In 2012, the end-of-life programme started its studies. The assisted suicide organisations claim that it carries the thumbprint of its president, theologian Markus Zimmermann-Acklin. Brigitte Tag, a jurist from the University of Zurich, who in the past has expressed her unfavourable views on euthanasia, also sits on the executive committee, they criticise.

"Those two people are unsuitable for this task,” said Ludwig Minelli, the head of Dignitas. He said that the research he had inspected looked as if it was “controlled by [controversial Catholic institution] Opus Dei”.

Influenced by ideology?

The SNSF was aware that Zimmermann-Acklin has his own opinion, but Schipper said this did not affect the evaluation, and that ideology was not an issue either for the design of the programme or the choice of projects.

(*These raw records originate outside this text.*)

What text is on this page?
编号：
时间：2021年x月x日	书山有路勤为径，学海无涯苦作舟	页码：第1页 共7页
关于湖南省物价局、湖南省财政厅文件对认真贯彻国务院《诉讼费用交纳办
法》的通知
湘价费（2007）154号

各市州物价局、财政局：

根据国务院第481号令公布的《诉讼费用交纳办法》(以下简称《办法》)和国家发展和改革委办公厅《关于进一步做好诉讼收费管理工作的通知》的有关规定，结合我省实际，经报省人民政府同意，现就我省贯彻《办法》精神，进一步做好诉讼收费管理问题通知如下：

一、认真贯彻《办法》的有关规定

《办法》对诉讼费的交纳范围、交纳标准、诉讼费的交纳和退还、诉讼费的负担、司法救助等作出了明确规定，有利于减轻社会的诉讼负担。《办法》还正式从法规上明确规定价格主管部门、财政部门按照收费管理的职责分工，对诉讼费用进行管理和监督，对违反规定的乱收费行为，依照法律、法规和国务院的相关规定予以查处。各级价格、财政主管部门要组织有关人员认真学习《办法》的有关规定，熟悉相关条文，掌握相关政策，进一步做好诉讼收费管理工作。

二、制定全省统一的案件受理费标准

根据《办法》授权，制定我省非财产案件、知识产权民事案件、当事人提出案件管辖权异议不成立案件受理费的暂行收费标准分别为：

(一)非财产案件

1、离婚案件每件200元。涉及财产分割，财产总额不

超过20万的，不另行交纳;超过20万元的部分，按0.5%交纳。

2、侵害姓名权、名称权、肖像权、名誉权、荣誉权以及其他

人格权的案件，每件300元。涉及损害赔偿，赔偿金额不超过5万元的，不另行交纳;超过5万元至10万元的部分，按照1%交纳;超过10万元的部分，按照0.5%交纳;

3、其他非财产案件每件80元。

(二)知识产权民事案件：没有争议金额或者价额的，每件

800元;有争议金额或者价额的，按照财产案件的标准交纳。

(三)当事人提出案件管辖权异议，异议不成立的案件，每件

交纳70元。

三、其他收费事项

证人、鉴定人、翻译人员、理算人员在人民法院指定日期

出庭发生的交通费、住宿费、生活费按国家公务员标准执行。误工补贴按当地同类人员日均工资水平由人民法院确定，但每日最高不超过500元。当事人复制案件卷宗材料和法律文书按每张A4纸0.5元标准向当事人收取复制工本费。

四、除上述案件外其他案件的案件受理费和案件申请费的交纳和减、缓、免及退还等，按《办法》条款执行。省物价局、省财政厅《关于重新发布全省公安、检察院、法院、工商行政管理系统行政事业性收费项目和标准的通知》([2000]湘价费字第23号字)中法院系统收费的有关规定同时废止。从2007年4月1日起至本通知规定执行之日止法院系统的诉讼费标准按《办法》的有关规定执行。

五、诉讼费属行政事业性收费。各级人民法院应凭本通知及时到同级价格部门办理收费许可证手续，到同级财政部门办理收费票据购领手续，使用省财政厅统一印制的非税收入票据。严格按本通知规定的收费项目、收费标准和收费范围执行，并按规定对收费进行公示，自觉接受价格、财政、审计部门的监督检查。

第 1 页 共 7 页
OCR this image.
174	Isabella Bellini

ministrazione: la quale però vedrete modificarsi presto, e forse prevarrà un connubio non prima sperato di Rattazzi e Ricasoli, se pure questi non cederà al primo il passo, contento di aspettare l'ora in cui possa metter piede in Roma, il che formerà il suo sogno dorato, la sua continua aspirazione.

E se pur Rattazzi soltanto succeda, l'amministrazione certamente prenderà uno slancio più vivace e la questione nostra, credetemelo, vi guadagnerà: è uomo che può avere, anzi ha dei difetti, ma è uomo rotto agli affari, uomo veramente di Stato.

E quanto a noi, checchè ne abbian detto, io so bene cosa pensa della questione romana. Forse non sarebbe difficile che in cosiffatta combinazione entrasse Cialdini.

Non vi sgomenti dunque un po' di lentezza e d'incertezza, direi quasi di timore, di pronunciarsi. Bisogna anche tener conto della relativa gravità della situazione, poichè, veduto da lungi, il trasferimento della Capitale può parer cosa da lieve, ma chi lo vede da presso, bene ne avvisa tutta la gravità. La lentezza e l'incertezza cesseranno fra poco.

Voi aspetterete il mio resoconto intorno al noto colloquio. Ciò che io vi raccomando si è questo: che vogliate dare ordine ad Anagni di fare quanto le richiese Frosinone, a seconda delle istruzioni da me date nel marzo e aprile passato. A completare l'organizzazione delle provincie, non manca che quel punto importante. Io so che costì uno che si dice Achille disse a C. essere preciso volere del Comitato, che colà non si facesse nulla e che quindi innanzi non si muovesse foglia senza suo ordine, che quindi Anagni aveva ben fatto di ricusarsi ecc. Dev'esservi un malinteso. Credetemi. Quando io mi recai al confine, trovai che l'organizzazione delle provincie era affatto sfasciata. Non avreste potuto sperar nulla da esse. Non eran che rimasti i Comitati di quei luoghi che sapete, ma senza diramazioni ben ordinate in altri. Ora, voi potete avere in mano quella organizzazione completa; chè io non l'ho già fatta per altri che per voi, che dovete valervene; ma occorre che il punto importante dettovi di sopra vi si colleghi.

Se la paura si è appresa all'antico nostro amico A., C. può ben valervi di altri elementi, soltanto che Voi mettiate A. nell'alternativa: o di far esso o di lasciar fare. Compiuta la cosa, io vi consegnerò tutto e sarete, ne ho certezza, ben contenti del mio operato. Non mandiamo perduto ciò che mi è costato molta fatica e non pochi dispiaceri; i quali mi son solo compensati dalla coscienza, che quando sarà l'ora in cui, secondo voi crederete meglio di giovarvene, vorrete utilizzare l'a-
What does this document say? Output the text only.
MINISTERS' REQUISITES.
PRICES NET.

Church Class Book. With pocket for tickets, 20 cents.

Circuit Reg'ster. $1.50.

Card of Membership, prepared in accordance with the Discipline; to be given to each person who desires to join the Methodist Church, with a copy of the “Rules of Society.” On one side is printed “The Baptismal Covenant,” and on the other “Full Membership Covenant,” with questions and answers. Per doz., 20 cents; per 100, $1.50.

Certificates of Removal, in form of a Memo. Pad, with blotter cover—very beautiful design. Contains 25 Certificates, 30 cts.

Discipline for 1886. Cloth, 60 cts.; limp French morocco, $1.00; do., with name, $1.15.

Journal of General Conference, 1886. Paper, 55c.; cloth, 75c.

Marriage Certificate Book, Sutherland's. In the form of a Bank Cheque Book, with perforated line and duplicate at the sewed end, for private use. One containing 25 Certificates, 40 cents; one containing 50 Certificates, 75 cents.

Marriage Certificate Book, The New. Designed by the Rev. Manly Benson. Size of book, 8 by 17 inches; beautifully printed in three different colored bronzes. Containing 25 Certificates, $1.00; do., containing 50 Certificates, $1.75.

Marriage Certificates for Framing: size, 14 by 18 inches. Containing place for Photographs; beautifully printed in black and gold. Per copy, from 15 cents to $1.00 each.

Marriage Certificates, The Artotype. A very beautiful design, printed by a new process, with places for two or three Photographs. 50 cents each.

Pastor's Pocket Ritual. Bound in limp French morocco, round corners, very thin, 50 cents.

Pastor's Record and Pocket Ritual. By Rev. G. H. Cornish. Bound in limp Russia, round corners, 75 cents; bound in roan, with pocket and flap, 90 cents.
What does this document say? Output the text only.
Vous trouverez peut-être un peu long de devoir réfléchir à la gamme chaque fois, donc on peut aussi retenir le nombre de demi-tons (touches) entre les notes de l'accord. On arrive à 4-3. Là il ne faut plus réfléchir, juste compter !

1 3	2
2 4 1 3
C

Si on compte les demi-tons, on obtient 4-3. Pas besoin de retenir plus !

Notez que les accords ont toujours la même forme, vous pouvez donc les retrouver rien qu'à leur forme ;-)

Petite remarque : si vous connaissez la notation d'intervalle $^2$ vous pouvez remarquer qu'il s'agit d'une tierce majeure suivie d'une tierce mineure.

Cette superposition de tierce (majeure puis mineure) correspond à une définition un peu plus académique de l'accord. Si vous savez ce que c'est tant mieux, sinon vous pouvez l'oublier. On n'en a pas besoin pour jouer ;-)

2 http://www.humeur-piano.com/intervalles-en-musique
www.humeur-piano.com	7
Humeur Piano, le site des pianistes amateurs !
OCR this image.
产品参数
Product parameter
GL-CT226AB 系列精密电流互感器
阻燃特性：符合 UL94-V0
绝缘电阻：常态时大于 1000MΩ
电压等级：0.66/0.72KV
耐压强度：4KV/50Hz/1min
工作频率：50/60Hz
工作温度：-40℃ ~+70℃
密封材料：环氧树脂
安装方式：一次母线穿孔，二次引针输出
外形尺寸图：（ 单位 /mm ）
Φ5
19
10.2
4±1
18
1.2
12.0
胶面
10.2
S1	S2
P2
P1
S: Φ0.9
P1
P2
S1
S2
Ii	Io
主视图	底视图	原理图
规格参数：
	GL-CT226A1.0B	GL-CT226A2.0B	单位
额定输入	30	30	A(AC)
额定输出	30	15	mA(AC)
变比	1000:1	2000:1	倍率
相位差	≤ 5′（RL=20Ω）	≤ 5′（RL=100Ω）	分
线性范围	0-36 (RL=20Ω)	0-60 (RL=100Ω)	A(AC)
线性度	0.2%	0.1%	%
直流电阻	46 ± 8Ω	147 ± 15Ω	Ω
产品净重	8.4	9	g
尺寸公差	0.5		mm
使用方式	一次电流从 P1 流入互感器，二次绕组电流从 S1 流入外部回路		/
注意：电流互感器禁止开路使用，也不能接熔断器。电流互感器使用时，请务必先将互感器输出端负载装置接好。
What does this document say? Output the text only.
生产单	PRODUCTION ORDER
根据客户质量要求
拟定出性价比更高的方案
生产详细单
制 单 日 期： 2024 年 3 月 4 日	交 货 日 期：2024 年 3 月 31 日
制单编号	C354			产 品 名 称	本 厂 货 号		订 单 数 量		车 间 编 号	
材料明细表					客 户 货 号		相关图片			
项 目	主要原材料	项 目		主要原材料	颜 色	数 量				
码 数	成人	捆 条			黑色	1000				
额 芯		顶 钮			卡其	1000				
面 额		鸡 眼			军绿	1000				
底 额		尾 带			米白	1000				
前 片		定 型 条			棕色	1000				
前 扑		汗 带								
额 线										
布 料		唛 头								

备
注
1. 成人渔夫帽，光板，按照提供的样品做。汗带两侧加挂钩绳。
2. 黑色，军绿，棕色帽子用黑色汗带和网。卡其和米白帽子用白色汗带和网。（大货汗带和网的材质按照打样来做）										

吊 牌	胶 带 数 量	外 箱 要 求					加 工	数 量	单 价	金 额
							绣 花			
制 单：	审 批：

The organisations, on the other hand, are convinced that the research project is a sham, to bring the subject back on the political agenda. They have cancelled their cooperation for the time being.

“We really made an honest effort, but at some point you just give up,” said Bernhard Sutter, vice-president of Exit Deutsche Schweiz, at a press conference in Zurich.

Sutter said already the starting point of the programme was teeming with moral and theological views. “This is not open and unbiased research,“ Sutter said. He claims the scientists are instead looking for ways to ban assisted suicide.

According to the science foundation’s website, End of Life NRP 67 aims to make the last phase of life more humane. It encompasses 30 individual projects, including research on assisted suicide and euthanasia.

Assisted suicide organisation have more than 100,000 members. Every year they assist 550-600 people in dying, many of them from abroad.